Outward

Utah Police Officer Refuses to Protect Gay Pride Marchers. Religious Liberty in Action?

A scene from the 2014 Utah Pride Parade in Salt Lake City. 

Photo by Jim Urquhart/Reuters

The First Amendment guarantees any group the right to march through public streets to spread its message, regardless of its ideology. The Utah Constitution requires all police officers to “discharge the duties of [their] office with fidelity”—including the duty to protect those who are marching through the streets to spread their message. So what happens when a police officer disagrees with the message being spread by the marchers? Should he have the religious liberty to opt out of the duties of his office?

That’s the question of the day in Salt Lake City, where an officer refused to guard a gay pride parade over the weekend because he dislikes its extremely political pro-gay message. The officer has since been placed on paid leave, but some conservative Christians have defended his refusal as an exercise of religious freedom. To them, the officer’s demurral is nearly identical to the baker, the florist, and the photographer who refused to serve gay weddings—and faced civil penalties for their defiance.

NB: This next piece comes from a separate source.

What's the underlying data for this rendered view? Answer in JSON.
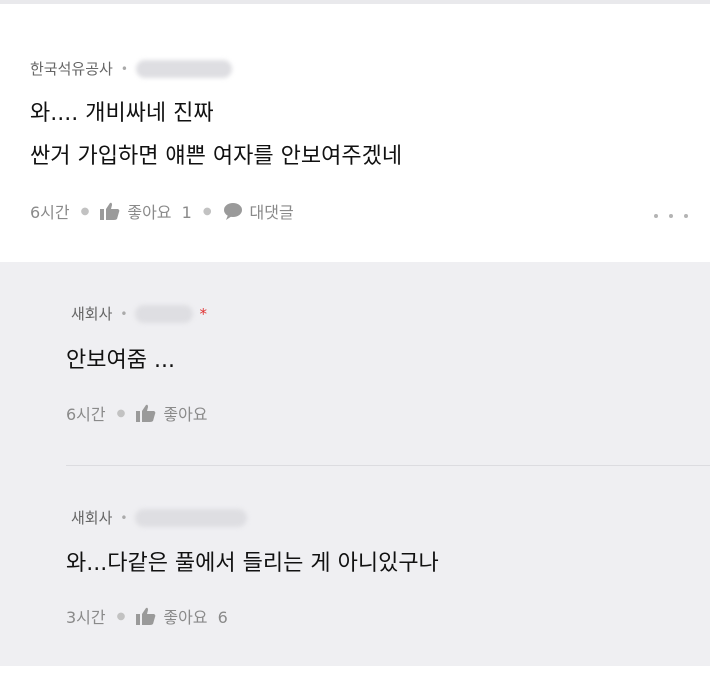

I’ve made my views on this infamous trio clear: I don’t think generally applicable anti-discrimination laws can be trumped by personal religious principles. But I hope those who disagree with me there recognize that this most recent incident is far more dangerous than any previous case of LGBTQ religious refusal. The officers who protect pride marchers are not endorsing their beliefs or participating in the parade themselves. They’re merely protecting the safety of those who do choose to spread such beliefs. And allowing officers to opt out of their basic duty to protect citizens with whom they disagree is tantamount to valuing personal animus over both public safety and the First Amendment itself.

Consider the abominable precedent the Salt Lake City case could set. If we accept that idea that protecting parade participants amounts to endorsing their ideology, then no radical group could safely march again. What officer, after all, wants to go on record supporting the KKK or the Westboro Baptist Church—two groups that, despite their noxious views, have helped shape our national conversation around race and gay rights? The Supreme Court has affirmed both groups’ right to protest in public, but that right may evaporate once officers can opt out of protecting their demonstrations.

The hypotheticals here are endless. If protecting a large group of gay people goes against an officer’s beliefs, what about a small one? Could a cop refuse to protect a group of gay men being assailed by homophobes because doing so would be endorsing their orientation or beliefs? Could an officer refuse to help a married gay couple in the midst of a robbery on the grounds that interacting with them would violate his religious principles? (A failed Kansas bill seemed to protect exactly that.) And what about other groups with contentious views? Could a pro-life group safely march through a radically liberal college town, or could progressive officers choose to stay home and let the marchers fend for themselves? Could a pro-choice group throw a rally in a deeply red state and count on law enforcement to protect them from attack?

If the Salt Lake City officer can truly cite his religious principles as a reason to ditch the parade, all these hypotheticals are very much open questions. Rather than swear to protect the public, police officers might as well simply swear to protect the public whose politics and social views align with theirs. That’s the real debate at the heart of the Salt Lake City case: not just whether cops must protect pride marchers, but whether they can refuse to protect any demonstrators whom they happen to dislike. If religious liberty’s defenders balk at this startling threat to freedom of assembly, I hope they speak up now. We may disagree about wedding photographers and cake makers. But the menace posed in Salt Lake City reaches far beyond gay rights and religious refusal—and into the very core of democracy and liberty in America.